Articles

Agentic AI 2026: From Assistants to High-Productivity Digital Peers

Escrito por SDG Group | 27/03/2026 12:08:47 PM

The evolution of AI-based agents: from intelligent assistants to digital companions

With the ongoing advances in artificial intelligence (AI) and its applications, AI-based agents are becoming true autonomous work companions, capable of reasoning, analysis, and synthesis. This year marks a significant shift. 

In the past, AI-powered assistants were conceived as reactive tools, with capabilities limited to answering queries,
automating tasks, and streamlining specific processes.
However, this perspective is becoming obsolete as a new generation of agents begins to emerge. These agents can actively collaborate with professionals by making well-reasoned decisions independently, profoundly transforming how organizations operate and make business decisions using AI.

As a result, these agents are no longer simply delivering results; they can now autonomously reflect, interact, and delve deeper into their own processes. This shift moves the needle from basic automation to sophisticated problem-solving. By tackling complex tasks that challenge traditional engines, these agents provide the transparency necessary for “human-in-the-loop” collaboration across all business sectors. In fact, this is one of the trends identified in the Data, Analytics & AI Trends 2026 report produced by Orbitae, the SDG Group’s brand dedicated to driving AI innovation.

Beyond simple responses: how autonomous AI agents work 

Unlike traditional agents based primarily on generative AI, which focus on producing responses to specific user requests, so-called agentic models combine several key capabilities that go far beyond this. These include:

Core Skills & Architectural Tools
  • Multi-Source Data Retrieval (Skill): The ability to synthesize precise data and granular information drawn from disparate enterprise knowledge bases.
  • Contextual Reasoning & Planning (Skill): Advanced cognitive processing to interpret complex objectives and constraints, enabling autonomous decision-making and task prioritization.
  • Tool Use & API Integration (Tooling): The seamless orchestration of corporate software and internal systems via APIs, allowing the agent to execute actions directly within the business ecosystem.
  • Dynamic Memory (Skill): An active, persistent memory layer that enables the system to learn from historical user interactions and refine its behavior over time.
  • Process Traceability (Skill/Transparency): Visibility into the “chain of thought”, mapping the specific sources and analytical steps taken to ensure every conclusion is auditable and grounded in logic.

All of this allows teams to begin viewing agentic AI systems as members of the workforce, as they can understand business context, contributing to decision-making, learning, and anticipating future needs. Naturally, this turning point is already redefining how intelligent agents are understood.

Agentic AI: the future of business decision-making

In this context, where autonomous agents are driving a paradigm shift, consulting firms like Gartner argue that this is only the beginning. Their integration into teams and their expanding role in decision-making are still in the early stages.
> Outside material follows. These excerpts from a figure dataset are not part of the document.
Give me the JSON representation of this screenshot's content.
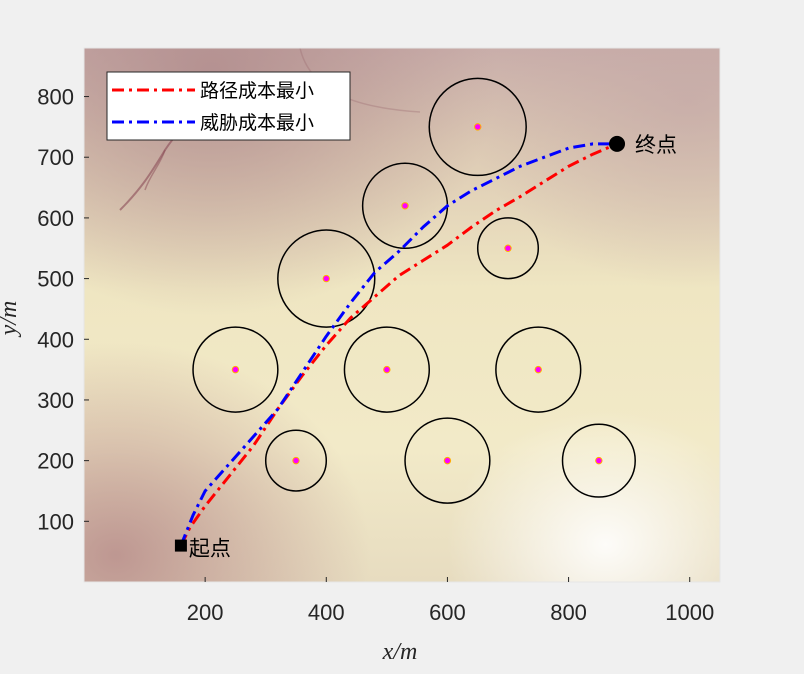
{
  "chart_data": {
    "type": "line",
    "xlabel": "x/m",
    "ylabel": "y/m",
    "xlim": [
      0,
      1050
    ],
    "ylim": [
      0,
      880
    ],
    "xticks": [
      200,
      400,
      600,
      800,
      1000
    ],
    "yticks": [
      100,
      200,
      300,
      400,
      500,
      600,
      700,
      800
    ],
    "grid": false,
    "legend_placement": "top-left",
    "background": "terrain elevation map",
    "series": [
      {
        "name": "路径成本最小",
        "color": "#ff0000",
        "style": "dash-dot",
        "x": [
          160,
          175,
          200,
          240,
          280,
          320,
          360,
          400,
          440,
          480,
          520,
          560,
          600,
          640,
          680,
          720,
          760,
          800,
          840,
          880
        ],
        "y": [
          60,
          90,
          125,
          175,
          225,
          285,
          340,
          390,
          435,
          470,
          505,
          530,
          555,
          585,
          612,
          635,
          660,
          685,
          705,
          722
        ]
      },
      {
        "name": "威胁成本最小",
        "color": "#0000ff",
        "style": "dash-dot",
        "x": [
          160,
          180,
          200,
          240,
          280,
          320,
          360,
          400,
          440,
          480,
          520,
          560,
          600,
          640,
          680,
          720,
          760,
          800,
          840,
          880
        ],
        "y": [
          60,
          110,
          150,
          195,
          240,
          285,
          345,
          405,
          460,
          510,
          545,
          585,
          620,
          645,
          665,
          685,
          700,
          715,
          722,
          722
        ]
      }
    ],
    "threats": [
      {
        "x": 250,
        "y": 350,
        "r": 70
      },
      {
        "x": 350,
        "y": 200,
        "r": 50
      },
      {
        "x": 400,
        "y": 500,
        "r": 80
      },
      {
        "x": 500,
        "y": 350,
        "r": 70
      },
      {
        "x": 530,
        "y": 620,
        "r": 70
      },
      {
        "x": 600,
        "y": 200,
        "r": 70
      },
      {
        "x": 650,
        "y": 750,
        "r": 80
      },
      {
        "x": 700,
        "y": 550,
        "r": 50
      },
      {
        "x": 750,
        "y": 350,
        "r": 70
      },
      {
        "x": 850,
        "y": 200,
        "r": 60
      }
    ],
    "start": {
      "x": 160,
      "y": 60,
      "label": "起点"
    },
    "end": {
      "x": 880,
      "y": 722,
      "label": "终点"
    }
  }
}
In fact, Gartner estimates that by 2028, at least 15% of everyday workplace decisions will be made autonomously through agentic AI agents. This represents a major opportunity for companies to get ahead of the curve and begin integrating these technological solutions into their processes. Otherwise, it will become a competitive challenge for organizations that continue to turn their backs on AI, operating at a disadvantage compared to teams that include these highly capable digital companions in their workforce.
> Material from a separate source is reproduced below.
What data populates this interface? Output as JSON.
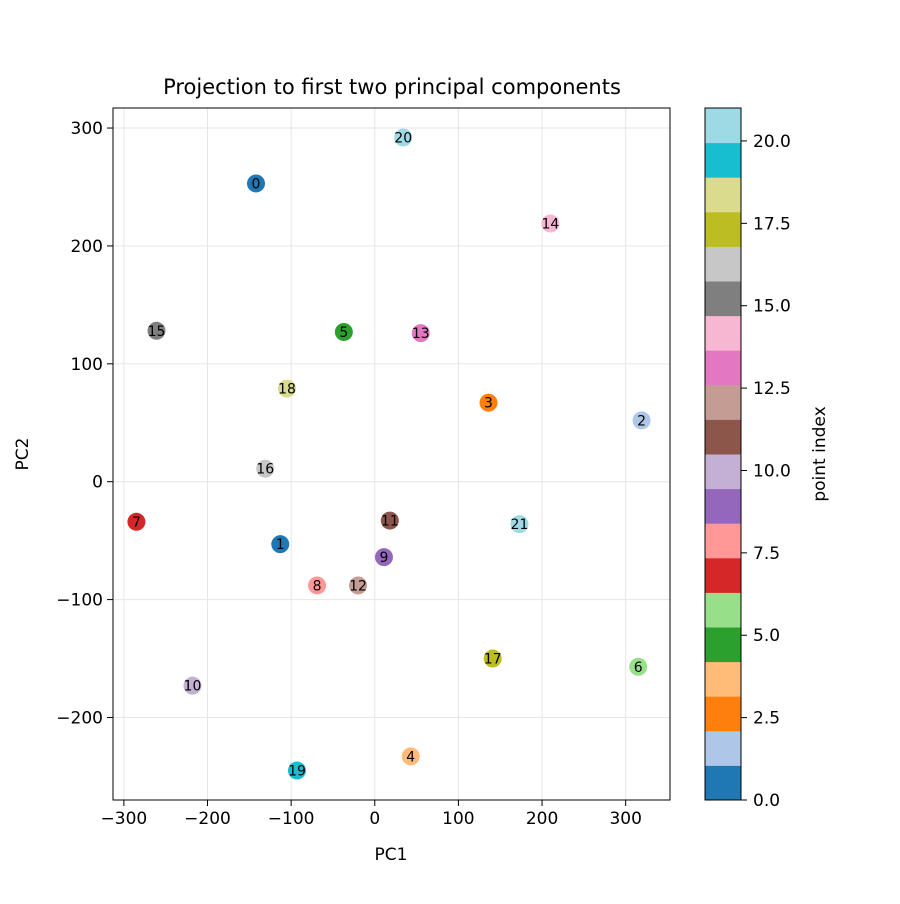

Meanwhile, nearly a third of corporate software applications are expected to incorporate agentic AI into their systems – a significant leap considering that in 2024 the figure was virtually nonexistent (less than 1%). As a result, agentic AI-based tools capable of integrating with the systems businesses already have in place will play a vital role in the years ahead.

Toward augmented teams in 2026

The proliferation of agentic AI and digital companions will enable organizations to achieve greater agility and efficiency, and above all increase their chances of success in a highly competitive market. This is because AI can enhance strategic decision-making while reducing costs associated with errors caused by biased judgment.
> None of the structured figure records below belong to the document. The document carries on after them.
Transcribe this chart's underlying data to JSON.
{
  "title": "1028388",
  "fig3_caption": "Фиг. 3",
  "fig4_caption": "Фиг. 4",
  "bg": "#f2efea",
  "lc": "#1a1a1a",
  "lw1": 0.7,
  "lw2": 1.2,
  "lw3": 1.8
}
To ensure organizations and teams are prepared to integrate these digital companions into their processes, it is crucial to redesign business workflows to facilitate effective collaboration between humans and AI agents. In this context, training and an innovative mindset will be key to making the most of this opportunity. The goal is not to replace professionals with these new digital workers, but to increase their productive capacity and give them the space to focus on higher-impact tasks.

Ultimately, the momentum behind agentic AI signals a shift far beyond simple automation; it represents a fundamental leap in individual productivity. By offloading complex reasoning and execution to autonomous agents, the output of a single employee or engineer can be exponentially amplified. The decisive factor will be this intelligent, complementary collaboration – where human talent guides technological potential to achieve what was previously impossible.

It is now up to businesses to turn this unprecedented level of efficiency into reality.